Aside from the performances, first time feature length director but long time editor Conlee and cinematographer Mathew Rudenberg do a great job of appropriately individualizing each sequence so as not to make the entire film feel blandly uniform. The best example is a warmly sensual yet tasteful lovemaking scene between Darren and Mandy being intercut with the Junkie in some dank and stark recess of the complex shooting up his final fix amongst the mouth-breathers. Brian J. Cavanaugh's editing is also snappy never seeming to drag and the action sequences are cut frantic but not to a degree you have no idea which direction is up. Alan Howarth's score even vaguely quotes John Harrison's hollow drum beats in Romero's Day of the Dead. I could have used more infected bloodlust (never enough), but what's present is thankfully devoid of shoddy CG. Big raspberry jam jars of practical splat explode and gush with glee; so there's no need to worry.

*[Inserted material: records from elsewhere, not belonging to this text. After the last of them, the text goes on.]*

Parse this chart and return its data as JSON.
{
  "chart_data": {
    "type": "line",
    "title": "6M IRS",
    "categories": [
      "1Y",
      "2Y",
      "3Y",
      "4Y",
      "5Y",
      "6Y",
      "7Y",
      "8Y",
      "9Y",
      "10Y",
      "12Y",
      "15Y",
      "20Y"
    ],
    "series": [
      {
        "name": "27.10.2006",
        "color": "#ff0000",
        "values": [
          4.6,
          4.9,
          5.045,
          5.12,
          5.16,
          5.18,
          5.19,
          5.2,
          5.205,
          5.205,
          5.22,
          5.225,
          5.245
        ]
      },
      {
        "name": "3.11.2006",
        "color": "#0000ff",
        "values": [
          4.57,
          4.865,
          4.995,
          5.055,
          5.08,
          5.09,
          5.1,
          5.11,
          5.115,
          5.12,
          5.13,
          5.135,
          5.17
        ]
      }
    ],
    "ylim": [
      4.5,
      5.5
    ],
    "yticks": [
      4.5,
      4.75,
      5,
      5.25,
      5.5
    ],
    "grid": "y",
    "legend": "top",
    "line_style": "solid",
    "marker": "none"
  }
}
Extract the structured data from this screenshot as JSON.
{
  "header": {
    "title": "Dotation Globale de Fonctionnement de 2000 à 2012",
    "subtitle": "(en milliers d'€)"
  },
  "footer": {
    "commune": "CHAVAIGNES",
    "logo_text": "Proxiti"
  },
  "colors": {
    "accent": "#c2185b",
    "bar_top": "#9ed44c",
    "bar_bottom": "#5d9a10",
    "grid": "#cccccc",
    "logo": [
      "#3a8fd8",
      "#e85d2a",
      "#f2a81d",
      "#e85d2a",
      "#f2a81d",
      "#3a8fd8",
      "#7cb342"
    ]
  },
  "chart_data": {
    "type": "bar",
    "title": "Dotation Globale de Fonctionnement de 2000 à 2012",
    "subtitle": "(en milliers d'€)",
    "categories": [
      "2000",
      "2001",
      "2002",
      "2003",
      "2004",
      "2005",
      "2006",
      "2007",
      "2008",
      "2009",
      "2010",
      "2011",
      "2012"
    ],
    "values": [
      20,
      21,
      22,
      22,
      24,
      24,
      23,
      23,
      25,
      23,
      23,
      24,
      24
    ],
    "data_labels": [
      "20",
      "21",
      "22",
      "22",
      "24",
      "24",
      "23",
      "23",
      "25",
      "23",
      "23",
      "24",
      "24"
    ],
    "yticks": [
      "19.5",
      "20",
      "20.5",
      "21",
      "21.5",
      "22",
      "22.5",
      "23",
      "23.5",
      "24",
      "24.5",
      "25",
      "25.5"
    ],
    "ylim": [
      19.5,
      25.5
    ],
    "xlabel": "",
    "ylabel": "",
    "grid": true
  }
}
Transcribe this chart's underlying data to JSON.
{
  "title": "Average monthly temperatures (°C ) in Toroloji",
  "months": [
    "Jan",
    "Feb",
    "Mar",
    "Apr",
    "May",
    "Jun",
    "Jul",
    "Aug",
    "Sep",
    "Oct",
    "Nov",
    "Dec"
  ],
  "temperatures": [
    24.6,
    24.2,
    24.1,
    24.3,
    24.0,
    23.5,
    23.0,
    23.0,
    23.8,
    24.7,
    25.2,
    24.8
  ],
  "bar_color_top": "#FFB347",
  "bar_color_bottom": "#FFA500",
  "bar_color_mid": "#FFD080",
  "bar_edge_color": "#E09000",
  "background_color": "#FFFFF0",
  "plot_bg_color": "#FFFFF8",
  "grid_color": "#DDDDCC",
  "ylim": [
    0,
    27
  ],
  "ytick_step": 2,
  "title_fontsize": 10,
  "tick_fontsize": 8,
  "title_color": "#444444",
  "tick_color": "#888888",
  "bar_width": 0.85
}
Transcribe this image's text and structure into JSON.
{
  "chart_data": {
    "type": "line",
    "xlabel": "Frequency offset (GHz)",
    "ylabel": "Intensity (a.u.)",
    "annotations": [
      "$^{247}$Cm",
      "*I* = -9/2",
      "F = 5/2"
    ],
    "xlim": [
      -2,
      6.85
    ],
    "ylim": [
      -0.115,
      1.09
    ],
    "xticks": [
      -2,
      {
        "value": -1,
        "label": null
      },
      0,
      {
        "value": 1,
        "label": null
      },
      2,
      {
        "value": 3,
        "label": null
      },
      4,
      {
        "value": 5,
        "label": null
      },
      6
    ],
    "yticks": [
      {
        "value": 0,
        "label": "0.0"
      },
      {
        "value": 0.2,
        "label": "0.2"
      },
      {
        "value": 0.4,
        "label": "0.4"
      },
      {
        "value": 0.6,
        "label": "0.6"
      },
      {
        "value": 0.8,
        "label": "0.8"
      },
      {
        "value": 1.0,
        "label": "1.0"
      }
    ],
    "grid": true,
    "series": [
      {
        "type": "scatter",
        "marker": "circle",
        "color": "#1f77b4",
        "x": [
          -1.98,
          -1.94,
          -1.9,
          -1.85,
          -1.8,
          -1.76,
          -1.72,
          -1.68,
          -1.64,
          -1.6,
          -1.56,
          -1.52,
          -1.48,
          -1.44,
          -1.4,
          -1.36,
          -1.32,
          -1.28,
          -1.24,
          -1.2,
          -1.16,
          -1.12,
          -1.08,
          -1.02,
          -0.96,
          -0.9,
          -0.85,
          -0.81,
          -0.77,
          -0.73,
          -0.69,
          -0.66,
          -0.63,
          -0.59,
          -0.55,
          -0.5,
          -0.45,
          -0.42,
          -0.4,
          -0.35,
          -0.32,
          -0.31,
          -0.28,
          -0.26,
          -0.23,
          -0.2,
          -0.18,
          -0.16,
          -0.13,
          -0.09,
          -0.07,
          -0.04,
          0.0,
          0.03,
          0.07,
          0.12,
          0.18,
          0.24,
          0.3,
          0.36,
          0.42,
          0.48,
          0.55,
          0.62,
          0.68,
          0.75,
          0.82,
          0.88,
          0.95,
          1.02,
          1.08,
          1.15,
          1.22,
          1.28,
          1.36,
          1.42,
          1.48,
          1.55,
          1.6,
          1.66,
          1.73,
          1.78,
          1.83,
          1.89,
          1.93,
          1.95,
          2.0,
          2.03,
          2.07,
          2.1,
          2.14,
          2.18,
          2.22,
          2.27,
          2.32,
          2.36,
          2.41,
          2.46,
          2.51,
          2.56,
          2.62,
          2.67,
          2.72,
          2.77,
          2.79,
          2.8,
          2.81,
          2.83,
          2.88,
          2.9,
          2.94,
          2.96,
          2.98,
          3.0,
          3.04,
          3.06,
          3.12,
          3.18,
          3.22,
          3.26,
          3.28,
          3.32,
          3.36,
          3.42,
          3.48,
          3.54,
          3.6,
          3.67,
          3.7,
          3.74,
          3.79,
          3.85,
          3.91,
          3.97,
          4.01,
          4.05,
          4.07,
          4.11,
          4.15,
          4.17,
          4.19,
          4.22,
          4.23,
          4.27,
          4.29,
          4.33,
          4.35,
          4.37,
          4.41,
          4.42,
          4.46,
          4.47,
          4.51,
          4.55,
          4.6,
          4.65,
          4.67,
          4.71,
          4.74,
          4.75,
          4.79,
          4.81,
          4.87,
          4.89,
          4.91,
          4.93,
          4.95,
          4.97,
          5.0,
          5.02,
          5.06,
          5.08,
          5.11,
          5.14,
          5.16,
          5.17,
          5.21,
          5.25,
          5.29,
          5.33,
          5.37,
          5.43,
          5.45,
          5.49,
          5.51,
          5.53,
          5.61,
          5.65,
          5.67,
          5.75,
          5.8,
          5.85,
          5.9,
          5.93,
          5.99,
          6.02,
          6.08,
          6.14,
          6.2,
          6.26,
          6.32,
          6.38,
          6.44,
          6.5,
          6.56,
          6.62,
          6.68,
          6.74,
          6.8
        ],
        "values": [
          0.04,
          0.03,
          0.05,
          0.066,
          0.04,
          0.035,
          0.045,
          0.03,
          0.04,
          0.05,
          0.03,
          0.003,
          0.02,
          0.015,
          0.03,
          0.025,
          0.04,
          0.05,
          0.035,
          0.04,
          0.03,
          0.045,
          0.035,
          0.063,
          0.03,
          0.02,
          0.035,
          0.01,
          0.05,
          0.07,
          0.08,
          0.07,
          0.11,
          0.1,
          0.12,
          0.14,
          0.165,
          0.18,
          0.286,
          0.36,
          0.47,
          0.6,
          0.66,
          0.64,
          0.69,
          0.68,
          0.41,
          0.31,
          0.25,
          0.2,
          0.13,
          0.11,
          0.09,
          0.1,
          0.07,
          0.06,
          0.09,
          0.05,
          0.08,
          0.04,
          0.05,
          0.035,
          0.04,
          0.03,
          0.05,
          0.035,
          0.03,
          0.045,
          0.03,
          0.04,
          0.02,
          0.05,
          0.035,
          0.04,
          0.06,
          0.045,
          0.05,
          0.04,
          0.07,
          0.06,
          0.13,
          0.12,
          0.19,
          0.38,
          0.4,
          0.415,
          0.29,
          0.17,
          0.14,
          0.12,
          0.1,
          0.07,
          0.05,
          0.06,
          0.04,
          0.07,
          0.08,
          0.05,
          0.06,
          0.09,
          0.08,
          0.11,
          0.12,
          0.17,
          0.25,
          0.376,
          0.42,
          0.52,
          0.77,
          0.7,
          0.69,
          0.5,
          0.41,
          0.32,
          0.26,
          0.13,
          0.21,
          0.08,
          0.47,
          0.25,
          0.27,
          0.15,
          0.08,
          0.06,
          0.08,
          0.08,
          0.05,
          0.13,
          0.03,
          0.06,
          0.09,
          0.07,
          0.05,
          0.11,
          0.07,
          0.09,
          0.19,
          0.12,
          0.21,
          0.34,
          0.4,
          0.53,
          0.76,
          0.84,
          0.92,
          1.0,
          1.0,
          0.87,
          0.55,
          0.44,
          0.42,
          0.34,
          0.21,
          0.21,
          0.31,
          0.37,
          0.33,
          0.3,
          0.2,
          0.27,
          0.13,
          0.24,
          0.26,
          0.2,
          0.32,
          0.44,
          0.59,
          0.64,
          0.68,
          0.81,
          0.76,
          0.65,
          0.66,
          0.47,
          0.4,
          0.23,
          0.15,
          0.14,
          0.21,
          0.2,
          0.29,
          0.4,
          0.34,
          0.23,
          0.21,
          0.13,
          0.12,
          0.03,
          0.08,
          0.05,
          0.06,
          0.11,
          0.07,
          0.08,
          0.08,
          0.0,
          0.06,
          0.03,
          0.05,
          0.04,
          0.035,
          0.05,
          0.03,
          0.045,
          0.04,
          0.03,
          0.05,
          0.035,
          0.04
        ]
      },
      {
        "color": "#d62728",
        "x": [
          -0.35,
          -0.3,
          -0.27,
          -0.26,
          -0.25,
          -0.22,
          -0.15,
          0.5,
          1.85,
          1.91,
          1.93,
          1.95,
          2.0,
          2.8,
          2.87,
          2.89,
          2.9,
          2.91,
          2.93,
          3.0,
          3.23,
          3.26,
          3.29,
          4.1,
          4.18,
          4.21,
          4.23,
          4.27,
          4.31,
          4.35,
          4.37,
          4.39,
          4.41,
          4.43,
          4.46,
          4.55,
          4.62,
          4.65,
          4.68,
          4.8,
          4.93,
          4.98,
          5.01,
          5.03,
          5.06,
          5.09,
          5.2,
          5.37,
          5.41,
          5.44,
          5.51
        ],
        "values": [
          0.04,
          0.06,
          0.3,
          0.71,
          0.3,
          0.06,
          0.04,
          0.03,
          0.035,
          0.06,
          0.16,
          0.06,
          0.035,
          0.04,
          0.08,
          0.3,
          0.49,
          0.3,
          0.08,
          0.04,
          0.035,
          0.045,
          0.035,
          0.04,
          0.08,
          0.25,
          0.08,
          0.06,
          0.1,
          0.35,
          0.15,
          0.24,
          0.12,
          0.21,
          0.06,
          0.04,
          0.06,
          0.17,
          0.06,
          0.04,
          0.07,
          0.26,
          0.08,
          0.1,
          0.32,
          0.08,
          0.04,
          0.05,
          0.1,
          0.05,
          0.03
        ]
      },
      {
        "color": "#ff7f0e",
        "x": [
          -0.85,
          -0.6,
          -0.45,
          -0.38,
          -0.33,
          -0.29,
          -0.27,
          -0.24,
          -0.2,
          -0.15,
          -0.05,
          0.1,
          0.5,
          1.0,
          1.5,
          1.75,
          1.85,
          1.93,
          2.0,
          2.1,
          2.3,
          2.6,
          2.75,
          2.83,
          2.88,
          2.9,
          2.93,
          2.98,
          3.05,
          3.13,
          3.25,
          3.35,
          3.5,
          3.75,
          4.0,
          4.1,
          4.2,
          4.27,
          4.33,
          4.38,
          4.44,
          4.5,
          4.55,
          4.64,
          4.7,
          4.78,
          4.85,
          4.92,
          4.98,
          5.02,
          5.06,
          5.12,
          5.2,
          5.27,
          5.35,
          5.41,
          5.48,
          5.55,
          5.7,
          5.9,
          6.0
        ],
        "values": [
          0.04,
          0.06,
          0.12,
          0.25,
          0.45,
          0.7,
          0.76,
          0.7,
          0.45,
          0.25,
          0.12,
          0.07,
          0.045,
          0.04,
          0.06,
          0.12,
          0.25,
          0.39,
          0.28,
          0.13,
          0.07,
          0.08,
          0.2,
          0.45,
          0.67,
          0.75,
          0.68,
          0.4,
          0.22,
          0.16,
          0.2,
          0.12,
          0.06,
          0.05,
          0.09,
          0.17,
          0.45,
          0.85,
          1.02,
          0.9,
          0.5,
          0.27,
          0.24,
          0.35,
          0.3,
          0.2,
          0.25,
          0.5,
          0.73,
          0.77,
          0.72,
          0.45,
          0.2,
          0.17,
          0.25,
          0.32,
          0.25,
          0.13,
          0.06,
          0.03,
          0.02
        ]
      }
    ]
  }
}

Despite the flaws, this is one hell of an entertaining ride and even with my initial reservations of seeing yet another undead indie; I'm glad I gave it a whirl. Great gore anchored by spirited performances and it's always nice to see no campy laughs shoehorned in merely to cover up or make up for any deficiencies. Just a straight up effort that aims to keep your ass planted in your seat.
Evilution will be available from BrinkDVD on DVD featuring a commentary by director Conlee with stars Kaiser and Ramírez and making-of featurette this coming November 17th, 2009.